Vier Fünftel der untersuchten Mandarinen enthalten gleich mehrere Rückstände von Pestizidwirkstoffen; bis zu sieben in einer Probe. Auch wenn es sich nur um Spuren handelt, die wahrscheinlich nicht gesundheitsschädlich sind, werten wir fünf und mehr Rückstände ab. Mögliche Wechselwirkungen einzelner Stoffe untereinander und die Auswirkung auf die Gesundheit sind noch viel zu wenig erforscht.
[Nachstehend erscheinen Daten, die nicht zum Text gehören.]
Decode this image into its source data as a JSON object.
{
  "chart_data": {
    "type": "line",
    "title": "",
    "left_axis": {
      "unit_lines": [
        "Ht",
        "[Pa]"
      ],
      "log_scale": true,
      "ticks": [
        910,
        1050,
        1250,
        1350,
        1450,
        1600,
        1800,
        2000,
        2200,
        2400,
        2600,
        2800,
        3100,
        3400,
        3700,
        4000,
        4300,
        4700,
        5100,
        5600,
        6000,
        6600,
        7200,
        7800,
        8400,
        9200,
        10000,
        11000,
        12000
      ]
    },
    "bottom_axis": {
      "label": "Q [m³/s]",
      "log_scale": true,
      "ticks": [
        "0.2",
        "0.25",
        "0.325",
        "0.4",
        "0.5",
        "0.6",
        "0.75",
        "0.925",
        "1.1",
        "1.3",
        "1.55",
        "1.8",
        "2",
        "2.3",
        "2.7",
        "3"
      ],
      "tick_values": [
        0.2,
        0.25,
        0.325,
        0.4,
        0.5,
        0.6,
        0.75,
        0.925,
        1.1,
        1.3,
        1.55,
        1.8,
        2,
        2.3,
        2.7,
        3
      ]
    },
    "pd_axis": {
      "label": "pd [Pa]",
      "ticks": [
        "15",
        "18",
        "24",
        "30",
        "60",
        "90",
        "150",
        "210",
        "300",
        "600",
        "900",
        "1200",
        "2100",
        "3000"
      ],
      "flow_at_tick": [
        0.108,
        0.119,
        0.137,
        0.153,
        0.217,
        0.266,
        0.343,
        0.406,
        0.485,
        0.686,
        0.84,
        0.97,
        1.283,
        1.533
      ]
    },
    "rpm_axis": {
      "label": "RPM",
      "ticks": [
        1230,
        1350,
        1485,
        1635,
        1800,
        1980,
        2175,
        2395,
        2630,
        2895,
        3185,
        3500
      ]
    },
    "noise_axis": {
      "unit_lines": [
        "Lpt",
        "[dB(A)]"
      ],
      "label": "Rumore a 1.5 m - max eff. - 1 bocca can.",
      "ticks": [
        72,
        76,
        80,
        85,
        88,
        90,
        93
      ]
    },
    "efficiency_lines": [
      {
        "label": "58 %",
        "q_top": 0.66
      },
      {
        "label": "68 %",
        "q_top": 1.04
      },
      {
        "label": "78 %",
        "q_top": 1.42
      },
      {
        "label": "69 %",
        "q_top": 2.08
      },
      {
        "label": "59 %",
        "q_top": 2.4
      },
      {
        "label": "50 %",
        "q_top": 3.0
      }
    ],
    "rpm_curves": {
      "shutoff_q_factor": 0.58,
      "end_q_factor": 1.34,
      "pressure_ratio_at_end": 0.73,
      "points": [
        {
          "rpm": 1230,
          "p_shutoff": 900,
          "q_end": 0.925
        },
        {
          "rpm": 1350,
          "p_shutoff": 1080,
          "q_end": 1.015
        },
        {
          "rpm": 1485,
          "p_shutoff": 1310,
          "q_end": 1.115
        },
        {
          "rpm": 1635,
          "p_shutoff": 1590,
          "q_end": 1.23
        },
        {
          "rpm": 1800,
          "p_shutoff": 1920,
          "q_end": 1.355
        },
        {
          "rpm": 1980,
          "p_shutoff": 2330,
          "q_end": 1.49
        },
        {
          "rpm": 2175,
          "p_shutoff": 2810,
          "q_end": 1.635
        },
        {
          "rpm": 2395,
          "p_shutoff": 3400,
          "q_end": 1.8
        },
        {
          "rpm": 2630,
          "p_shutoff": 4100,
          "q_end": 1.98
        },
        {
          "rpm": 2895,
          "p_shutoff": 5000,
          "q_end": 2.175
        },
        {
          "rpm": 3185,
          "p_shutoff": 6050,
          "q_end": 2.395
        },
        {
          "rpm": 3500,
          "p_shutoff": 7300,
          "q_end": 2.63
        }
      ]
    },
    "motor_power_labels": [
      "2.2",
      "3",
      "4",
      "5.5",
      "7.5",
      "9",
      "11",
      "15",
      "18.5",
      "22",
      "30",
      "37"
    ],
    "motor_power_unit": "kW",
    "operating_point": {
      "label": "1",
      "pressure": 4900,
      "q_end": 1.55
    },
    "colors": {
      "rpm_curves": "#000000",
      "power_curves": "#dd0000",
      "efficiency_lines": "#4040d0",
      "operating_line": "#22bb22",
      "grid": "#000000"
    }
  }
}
So reagierten die Hersteller

Der Erzeuger der mit "ungenügend" bewerteten Happy Tree Satsumas von Penny bestreitet, den Wirkstoff eingesetzt zu haben. Er liefert uns diverse Gutachten aus dem Untersuchungszeitraum, in denen zwar geringfügige Rückstände auftauchten, Malathion allerdings nicht. Auch von Penny erhielten wir viele solcher Gutachten und die Information, dass der Erzeuger mit sofortiger Wirkung auf unbegrenzte Zeit für die Anlieferung gesperrt wurde. Auch vom Zwischenhändler Univeg wurde der Erzeuger vorsorglich bis zur Klärung der Sache gesperrt.

Testverfahren

So haben wir getestet

Der Einkauf

Mandarinen sind typische Saisonware, bei der Einkauf und Untersuchung besonders zeitnah erfolgen. Mitte September wurden die ersten Satsumas von unserem Einkäufer im Supermarkt entdeckt. Bis Ende Oktober kaufte er dann jeweils drei Proben zu unterschiedlichen Zeiten in jeder der Ketten ein.

Kritische Inhaltsstoffe

Im konventionellen Anbau von Zitrusfrüchten werden Wirkstoffe zum Schutz vor Pilzbefall, Insektenfraß und gegen Unkräuter verwendet. Besonders häufig kommen Stoffe wie Chlorpyrifos-Ethyl, Lambda-Cyhalothrin und Pyriproxifen gegen Insekten zum Einsatz. Imazalil und Thiabendazol werden meistens als Nachbehandlungsmittel verwendet, um die Früchte länger haltbar zu machen. Orthophenylphenol ist nur zur Nachbehandlung erlaubt. Neben den bekannten "Verdächtigen" tauchen auch immer wieder neue Wirkstoffe auf. Unser Speziallabor passt das jeweilige Untersuchungsspektrum deshalb kontinuierlich den neuen Gegebenheiten an. Mit drei verschiedenen Screeningmethoden sind die Früchte auf über 500 verschiedene Wirkstoffe untersucht worden.

Bewertung

Zunächst wird jede Probe einzeln bewertet. Das Gesamtergebnis ergibt sich aus dem Mittelwert von drei unterschiedlichen Chargen jeder Supermarkt- und Discounterkette. So werden zum einen die Erzeuger überprüft, zum anderen die Qualitätssicherungsmaßnahmen der jeweiligen Handelskette. Die Überschreitung von einer Höchstmenge führt immer zu einem ungenügenden Endergebnis: sowohl für die Einzelprobe als auch für das Paket. ÖKO-TEST ist strenger als der Gesetzgeber und beginnt stufenweise abzuwerten, wenn zehn beziehungsweise 50 Prozent der Höchstmenge oder 50 Prozent der Akuten Referenzdosis ausgeschöpft sind.